Australian Wiradjuri writer Tara June Winch has been obsessed with India since childhood, so much so that her first trip out of her country at the age of 18 years was to India. Years later, she visited India again in 2018 for the Jaipur Literature Festival.
“I saved up money working in a car wash and after work, I would skateboard to an Indian restaurant near the train station I took home and hang out in the kitchen, wash dishes, chat and try to pick up some Hindi, watch naan bread being cooked,” June tells Little India.
At the literature festivals at Jaipur, Mumbai, and Kolkata, the familiarity with India grew with her interactions with readers and other writers and intellectuals. “It is truly a country with a formidable literary scene,” she says. “Personally, I took a couple of days off the tour and visited the Taj Mahal also. Years ago, I couldn’t afford the entry fee and had stood near the river at the back to see it.
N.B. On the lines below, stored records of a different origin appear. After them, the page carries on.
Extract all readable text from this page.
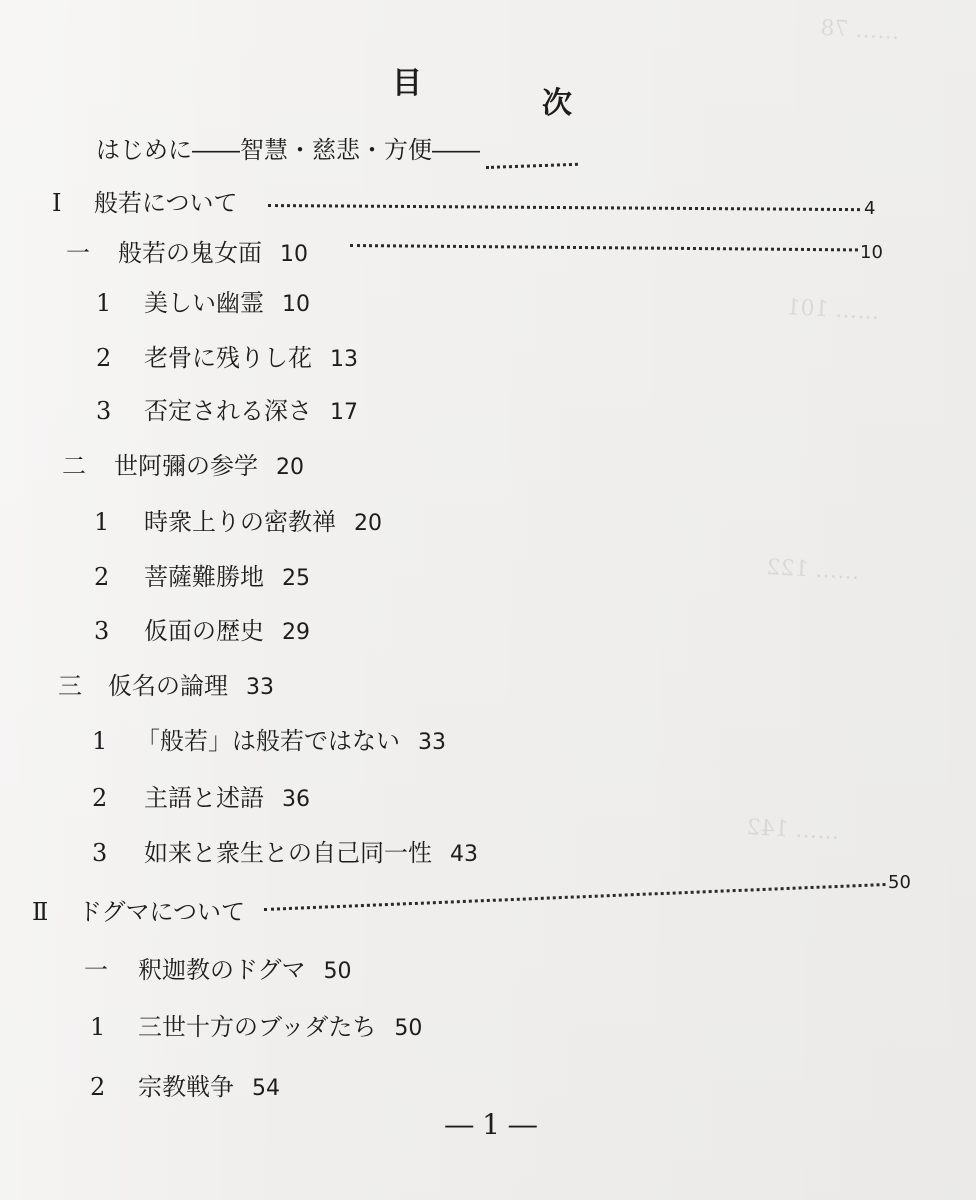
…… 78
…… 101
…… 122
…… 142
目
次
はじめに――智慧・慈悲・方便――
Ⅰ 般若について	4
一 般若の鬼女面 10	10
1 美しい幽霊 10
2 老骨に残りし花 13
3 否定される深さ 17
二 世阿彌の参学 20
1 時衆上りの密教禅 20
2 菩薩難勝地 25
3 仮面の歴史 29
三 仮名の論理 33
1 「般若」は般若ではない 33
2 主語と述語 36
3 如来と衆生との自己同一性 43
Ⅱ ドグマについて
50
一 釈迦教のドグマ 50
1 三世十方のブッダたち 50
2 宗教戦争 54
― 1 ―
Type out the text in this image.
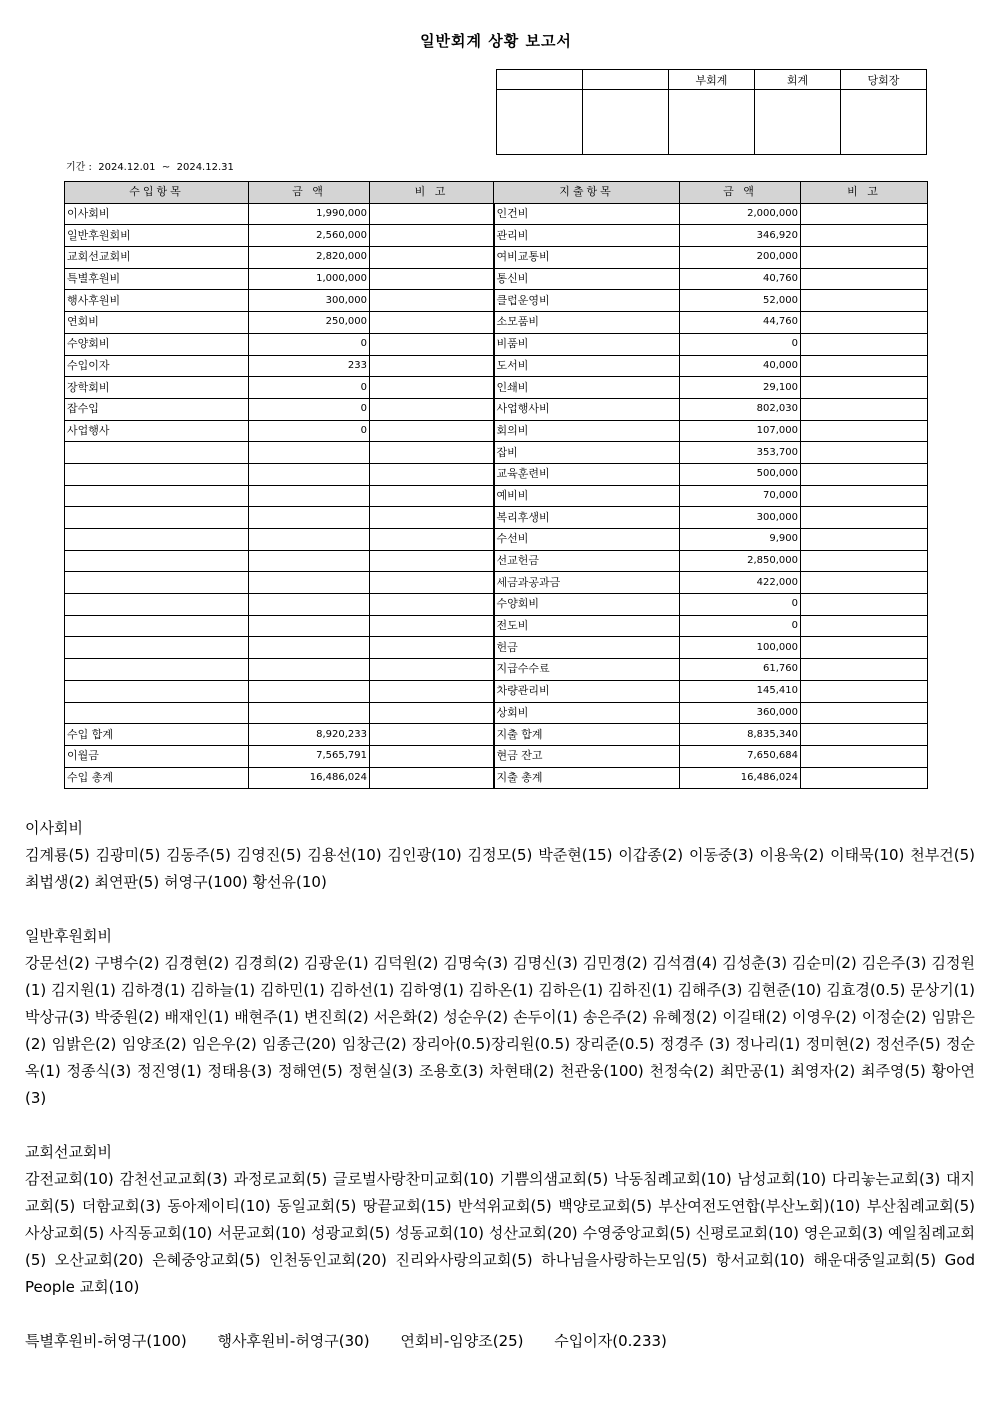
일반회계 상황 보고서
		부회계	회계	당회장

기간 :  2024.12.01 ~ 2024.12.31
수입항목	금 액	비 고	지출항목	금 액	비 고
이사회비	1,990,000		인건비	2,000,000	
일반후원회비	2,560,000		관리비	346,920	
교회선교회비	2,820,000		여비교통비	200,000	
특별후원비	1,000,000		통신비	40,760	
행사후원비	300,000		클럽운영비	52,000	
연회비	250,000		소모품비	44,760	
수양회비	0		비품비	0	
수입이자	233		도서비	40,000	
장학회비	0		인쇄비	29,100	
잡수입	0		사업행사비	802,030	
사업행사	0		회의비	107,000	
			잡비	353,700	
			교육훈련비	500,000	
			예비비	70,000	
			복리후생비	300,000	
			수선비	9,900	
			선교헌금	2,850,000	
			세금과공과금	422,000	
			수양회비	0	
			전도비	0	
			헌금	100,000	
			지급수수료	61,760	
			차량관리비	145,410	
			상회비	360,000	
수입 합계	8,920,233		지출 합계	8,835,340	
이월금	7,565,791		현금 잔고	7,650,684	
수입 총계	16,486,024		지출 총계	16,486,024	
이사회비
김계룡(5) 김광미(5) 김동주(5) 김영진(5) 김용선(10) 김인광(10) 김정모(5) 박준현(15) 이갑종(2) 이동중(3) 이용욱(2) 이태묵(10) 천부건(5) 최법생(2) 최연판(5) 허영구(100) 황선유(10)
일반후원회비
강문선(2) 구병수(2) 김경현(2) 김경희(2) 김광운(1) 김덕원(2) 김명숙(3) 김명신(3) 김민경(2) 김석겸(4) 김성춘(3) 김순미(2) 김은주(3) 김정원(1) 김지원(1) 김하경(1) 김하늘(1) 김하민(1) 김하선(1) 김하영(1) 김하온(1) 김하은(1) 김하진(1) 김해주(3) 김현준(10) 김효경(0.5) 문상기(1) 박상규(3) 박중원(2) 배재인(1) 배현주(1) 변진희(2) 서은화(2) 성순우(2) 손두이(1) 송은주(2) 유혜정(2) 이길태(2) 이영우(2) 이정순(2) 임맑은(2) 임밝은(2) 임양조(2) 임은우(2) 임종근(20) 임창근(2) 장리아(0.5)장리원(0.5) 장리준(0.5) 정경주 (3) 정나리(1) 정미현(2) 정선주(5) 정순옥(1) 정종식(3) 정진영(1) 정태용(3) 정해연(5) 정현실(3) 조용호(3) 차현태(2) 천관웅(100) 천정숙(2) 최만공(1) 최영자(2) 최주영(5) 황아연(3)
교회선교회비
감전교회(10) 감천선교교회(3) 과정로교회(5) 글로벌사랑찬미교회(10) 기쁨의샘교회(5) 낙동침례교회(10) 남성교회(10) 다리놓는교회(3) 대지교회(5) 더함교회(3) 동아제이티(10) 동일교회(5) 땅끝교회(15) 반석위교회(5) 백양로교회(5) 부산여전도연합(부산노회)(10) 부산침례교회(5) 사상교회(5) 사직동교회(10) 서문교회(10) 성광교회(5) 성동교회(10) 성산교회(20) 수영중앙교회(5) 신평로교회(10) 영은교회(3) 예일침례교회(5) 오산교회(20) 은혜중앙교회(5) 인천동인교회(20) 진리와사랑의교회(5) 하나님을사랑하는모임(5) 항서교회(10) 해운대중일교회(5) God People 교회(10)
특별후원비-허영구(100) 행사후원비-허영구(30) 연회비-임양조(25) 수입이자(0.233)
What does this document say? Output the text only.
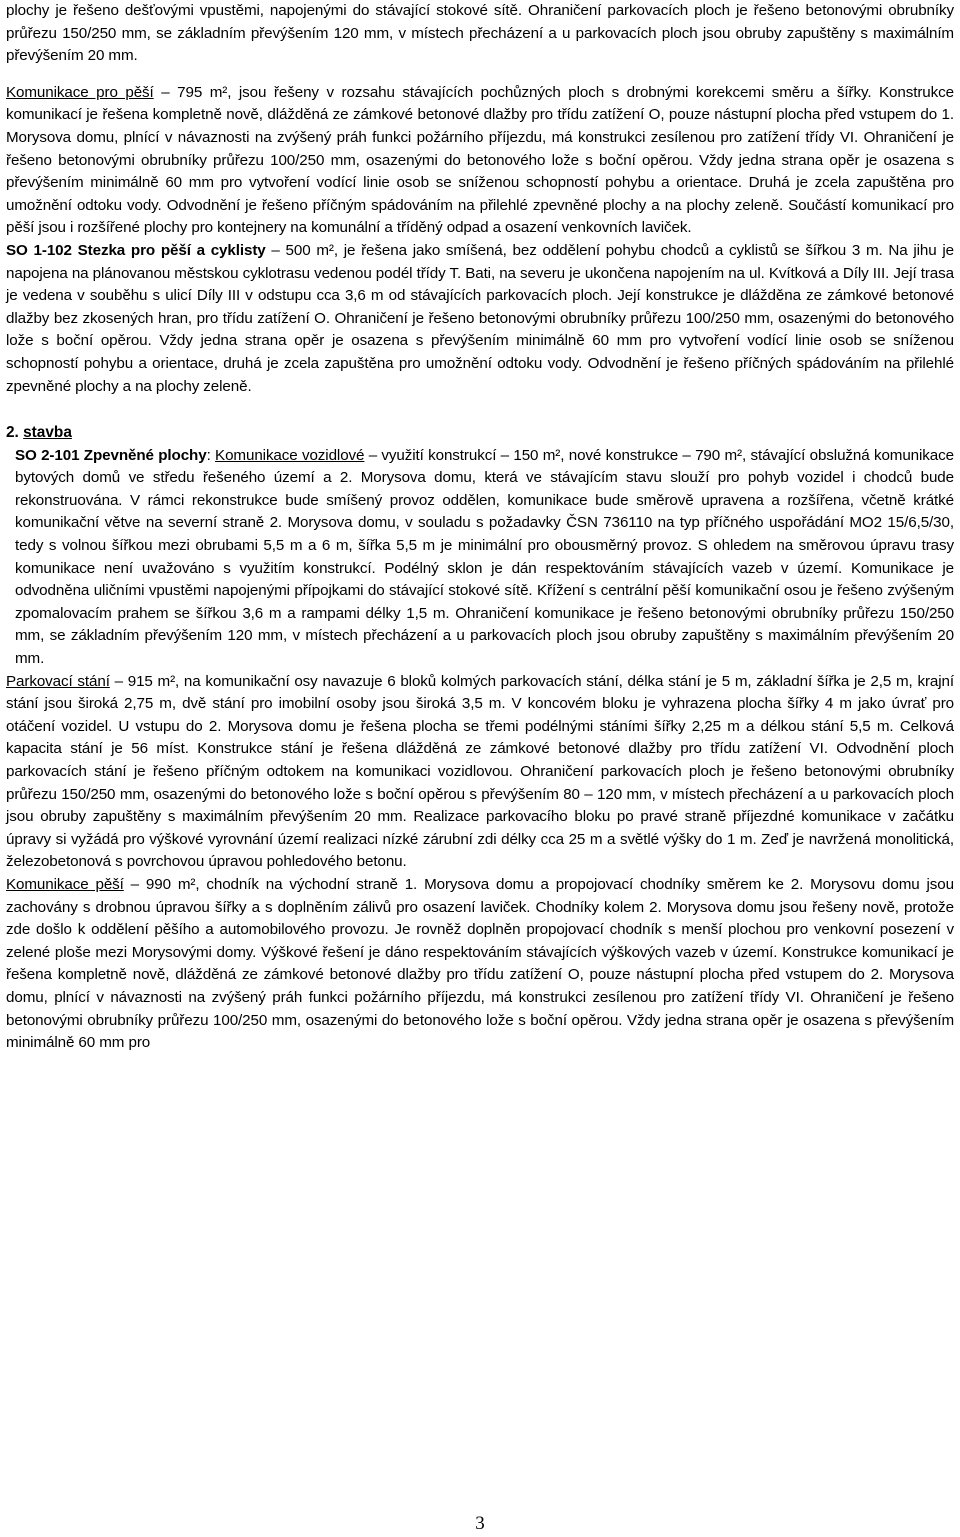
plochy je řešeno dešťovými vpustěmi, napojenými do stávající stokové sítě. Ohraničení parkovacích ploch je řešeno betonovými obrubníky průřezu 150/250 mm, se základním převýšením 120 mm, v místech přecházení a u parkovacích ploch jsou obruby zapuštěny s maximálním převýšením 20 mm.

Komunikace pro pěší – 795 m², jsou řešeny v rozsahu stávajících pochůzných ploch s drobnými korekcemi směru a šířky. Konstrukce komunikací je řešena kompletně nově, dlážděná ze zámkové betonové dlažby pro třídu zatížení O, pouze nástupní plocha před vstupem do 1. Morysova domu, plnící v návaznosti na zvýšený práh funkci požárního příjezdu, má konstrukci zesílenou pro zatížení třídy VI. Ohraničení je řešeno betonovými obrubníky průřezu 100/250 mm, osazenými do betonového lože s boční opěrou. Vždy jedna strana opěr je osazena s převýšením minimálně 60 mm pro vytvoření vodící linie osob se sníženou schopností pohybu a orientace. Druhá je zcela zapuštěna pro umožnění odtoku vody. Odvodnění je řešeno příčným spádováním na přilehlé zpevněné plochy a na plochy zeleně. Součástí komunikací pro pěší jsou i rozšířené plochy pro kontejnery na komunální a tříděný odpad a osazení venkovních laviček.

SO 1-102 Stezka pro pěší a cyklisty – 500 m², je řešena jako smíšená, bez oddělení pohybu chodců a cyklistů se šířkou 3 m. Na jihu je napojena na plánovanou městskou cyklotrasu vedenou podél třídy T. Bati, na severu je ukončena napojením na ul. Kvítková a Díly III. Její trasa je vedena v souběhu s ulicí Díly III v odstupu cca 3,6 m od stávajících parkovacích ploch. Její konstrukce je dlážděna ze zámkové betonové dlažby bez zkosených hran, pro třídu zatížení O. Ohraničení je řešeno betonovými obrubníky průřezu 100/250 mm, osazenými do betonového lože s boční opěrou. Vždy jedna strana opěr je osazena s převýšením minimálně 60 mm pro vytvoření vodící linie osob se sníženou schopností pohybu a orientace, druhá je zcela zapuštěna pro umožnění odtoku vody. Odvodnění je řešeno příčných spádováním na přilehlé zpevněné plochy a na plochy zeleně.

2. stavba

SO 2-101 Zpevněné plochy: Komunikace vozidlové – využití konstrukcí – 150 m², nové konstrukce – 790 m², stávající obslužná komunikace bytových domů ve středu řešeného území a 2. Morysova domu, která ve stávajícím stavu slouží pro pohyb vozidel i chodců bude rekonstruována. V rámci rekonstrukce bude smíšený provoz oddělen, komunikace bude směrově upravena a rozšířena, včetně krátké komunikační větve na severní straně 2. Morysova domu, v souladu s požadavky ČSN 736110 na typ příčného uspořádání MO2 15/6,5/30, tedy s volnou šířkou mezi obrubami 5,5 m a 6 m, šířka 5,5 m je minimální pro obousměrný provoz. S ohledem na směrovou úpravu trasy komunikace není uvažováno s využitím konstrukcí. Podélný sklon je dán respektováním stávajících vazeb v území. Komunikace je odvodněna uličními vpustěmi napojenými přípojkami do stávající stokové sítě. Křížení s centrální pěší komunikační osou je řešeno zvýšeným zpomalovacím prahem se šířkou 3,6 m a rampami délky 1,5 m. Ohraničení komunikace je řešeno betonovými obrubníky průřezu 150/250 mm, se základním převýšením 120 mm, v místech přecházení a u parkovacích ploch jsou obruby zapuštěny s maximálním převýšením 20 mm.

Parkovací stání – 915 m², na komunikační osy navazuje 6 bloků kolmých parkovacích stání, délka stání je 5 m, základní šířka je 2,5 m, krajní stání jsou široká 2,75 m, dvě stání pro imobilní osoby jsou široká 3,5 m. V koncovém bloku je vyhrazena plocha šířky 4 m jako úvrať pro otáčení vozidel. U vstupu do 2. Morysova domu je řešena plocha se třemi podélnými stáními šířky 2,25 m a délkou stání 5,5 m. Celková kapacita stání je 56 míst. Konstrukce stání je řešena dlážděná ze zámkové betonové dlažby pro třídu zatížení VI. Odvodnění ploch parkovacích stání je řešeno příčným odtokem na komunikaci vozidlovou. Ohraničení parkovacích ploch je řešeno betonovými obrubníky průřezu 150/250 mm, osazenými do betonového lože s boční opěrou s převýšením 80 – 120 mm, v místech přecházení a u parkovacích ploch jsou obruby zapuštěny s maximálním převýšením 20 mm. Realizace parkovacího bloku po pravé straně příjezdné komunikace v začátku úpravy si vyžádá pro výškové vyrovnání území realizaci nízké zárubní zdi délky cca 25 m a světlé výšky do 1 m. Zeď je navržená monolitická, železobetonová s povrchovou úpravou pohledového betonu.

Komunikace pěší – 990 m², chodník na východní straně 1. Morysova domu a propojovací chodníky směrem ke 2. Morysovu domu jsou zachovány s drobnou úpravou šířky a s doplněním zálivů pro osazení laviček. Chodníky kolem 2. Morysova domu jsou řešeny nově, protože zde došlo k oddělení pěšího a automobilového provozu. Je rovněž doplněn propojovací chodník s menší plochou pro venkovní posezení v zelené ploše mezi Morysovými domy. Výškové řešení je dáno respektováním stávajících výškových vazeb v území. Konstrukce komunikací je řešena kompletně nově, dlážděná ze zámkové betonové dlažby pro třídu zatížení O, pouze nástupní plocha před vstupem do 2. Morysova domu, plnící v návaznosti na zvýšený práh funkci požárního příjezdu, má konstrukci zesílenou pro zatížení třídy VI. Ohraničení je řešeno betonovými obrubníky průřezu 100/250 mm, osazenými do betonového lože s boční opěrou. Vždy jedna strana opěr je osazena s převýšením minimálně 60 mm pro

3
This time was special, I could afford to go inside,” said the 35-year-old author of two books.
Her second book, After the Carnage, which is a collection of short stories, was published in August 2016. It is set across the globe and is an exploration of characters’ identity, place, and class.
Her writing, June says, is not so much for the “reader” but more “for the musician in a way,” since she tends to focus more on the musicality of the sentences. “The story matters a great deal, but I’m thinking of the turn of phrase if I think about issues of demanding or caring for the reader, I want to hear the song of the story,” she says.
Her book, Swallow the Air, has been on the Higher School Certificate (HSC) — the certificate given to students who complete grade 11 and 12th in Australia — and tertiary education syllabus across Australia since 2009.
June still has 20 or so half-finished and unpublished stories and she is not sure what form those stories will take. “I don’t know whether they’ll become short stories or books, or stay on the hard drive forever. That is all up to fortitude and stamina in the long-term. I’m not rushing any of my work out, I’ll just tell stories when I want to and live my life in the meantime,” she says.
“I’d written poems for my friends and family, and letters home since I’ve been eternally abroad, but my first piece of prose ever written was the first chapter of my first book so it was all new to me, in terms of process.”
The writer has also had a great mentor to develop her art. She became a recipient of the prestigious Rolex Mentor and Protégé Arts Award in 2008-2009, where she was under the tutelage of Wole Soyinka, the Nobel Prize winning Nigerian playwright, poet, and essayist.